Dive Brief:
- The New York City Council on Thursday voted to override Mayor Eric Adams’ veto of two pay equity laws: Int. 982-A, which will require private employers with 200 or more employees working in the city to submit annual pay data reports, and Int. 984-A, which would commission a study of the data to determine the extent to which pay disparities are based on gender and race or ethnicity, as well as public reports on certain findings.
- Int. 982-A’s requirements mirror those of the U.S. Equal Employment Opportunity Commission’s EEO-1 Component 2, though regulators may adopt modifications such as reporting options for different gender identities. Int. 984-A would require regulators to study submitted data and make public recommendations for addressing disparities. Data contained in the reports would be published in aggregate without revealing the information of any covered employer or employee.
- A spokesperson for Adams previously told media outlet City & State New York that the mayor’s office viewed the proposals as “burdensome and unnecessary” for local employers. In a press release, Tiffany Cabán, a council member who sponsored Int. 982-A, said the bills “are about accountability and equity for New Yorkers, especially the women and people of color who have been underpaid and undervalued for generations.”
Dive Insight:
The news represents the advancement of a state- and local-level trend toward pay equity in lieu of federal government action. New York City joins the states of California and Illinois in requiring certain employers to submit pay data for collection and analysis.
Federal efforts to enact pay data collection stalled in the late 2010s when EEOC decided not to renew EEO-1 Component 2 beyond the 2017 and 2018 fiscal years. That is despite a National Academies of Sciences, Engineering and Medicine report which analyzed EEOC’s first swing at pay data collection and determined that the agency’s data could be viable as a tool to address pay discrimination.
An HR Dive analysis of publicly released Component 2 data from 2017 and 2018 found that the collection showed women were consistently underrepresented in the top pay bands of every industry measured by EEOC. Women also had a lower median pay band than their male counterparts within each race and ethnicity category measured.
Interest in resuming the practice briefly emerged among the commission’s Biden-era Democratic majority, but the agency ultimately never released a formal proposal to do so.

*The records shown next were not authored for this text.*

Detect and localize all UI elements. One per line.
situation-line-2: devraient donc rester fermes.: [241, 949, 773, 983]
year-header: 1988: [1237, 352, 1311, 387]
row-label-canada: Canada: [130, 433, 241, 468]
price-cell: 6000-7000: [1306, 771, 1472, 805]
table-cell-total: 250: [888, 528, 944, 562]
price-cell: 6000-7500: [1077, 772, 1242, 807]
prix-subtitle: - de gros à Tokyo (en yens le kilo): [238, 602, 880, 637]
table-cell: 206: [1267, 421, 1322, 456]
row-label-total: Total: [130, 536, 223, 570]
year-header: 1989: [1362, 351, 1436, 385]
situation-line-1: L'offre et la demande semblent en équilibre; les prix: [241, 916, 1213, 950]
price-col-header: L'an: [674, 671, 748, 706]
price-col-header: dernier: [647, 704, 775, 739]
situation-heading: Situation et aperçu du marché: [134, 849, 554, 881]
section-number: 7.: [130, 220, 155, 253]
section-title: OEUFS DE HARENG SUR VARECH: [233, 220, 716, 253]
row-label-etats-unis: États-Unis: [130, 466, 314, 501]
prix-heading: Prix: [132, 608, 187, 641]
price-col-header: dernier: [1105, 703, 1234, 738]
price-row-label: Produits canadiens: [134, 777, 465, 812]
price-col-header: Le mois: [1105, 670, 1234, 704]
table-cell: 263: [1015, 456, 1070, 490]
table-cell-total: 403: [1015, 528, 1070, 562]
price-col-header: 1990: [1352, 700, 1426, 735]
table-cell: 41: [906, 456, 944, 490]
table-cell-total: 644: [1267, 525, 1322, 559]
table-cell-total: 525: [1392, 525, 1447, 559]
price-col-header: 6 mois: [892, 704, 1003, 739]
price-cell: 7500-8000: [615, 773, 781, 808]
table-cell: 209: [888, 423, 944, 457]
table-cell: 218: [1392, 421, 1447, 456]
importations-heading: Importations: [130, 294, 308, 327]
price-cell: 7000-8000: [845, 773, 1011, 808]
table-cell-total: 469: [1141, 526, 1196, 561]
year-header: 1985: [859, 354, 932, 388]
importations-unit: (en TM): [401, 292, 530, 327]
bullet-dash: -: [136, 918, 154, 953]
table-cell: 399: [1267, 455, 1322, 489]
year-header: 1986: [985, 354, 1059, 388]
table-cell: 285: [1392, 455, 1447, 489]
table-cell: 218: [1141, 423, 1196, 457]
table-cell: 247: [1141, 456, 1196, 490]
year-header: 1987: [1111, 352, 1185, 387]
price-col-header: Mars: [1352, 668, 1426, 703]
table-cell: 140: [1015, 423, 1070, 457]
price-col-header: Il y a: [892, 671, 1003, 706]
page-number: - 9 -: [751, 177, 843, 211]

New York City has not yet released details about how it would collect the data, but employers may have some insight from EEOC’s collection. The pay data-reporting process for completing Component 2 generally involved surveying employees for their demographic information, collecting pay data using a “snapshot” pay period, overlaying the two datasets onto one another and reporting it to the collecting agency.
At the time that Int. 982-A and Int. 984-A originally passed, attorneys at Epstein Becker Green said in an article that covered employers should watch for the city to publish a standardized reporting form. The form’s publication would kickstart the one-year deadline by which employers would need to file reports.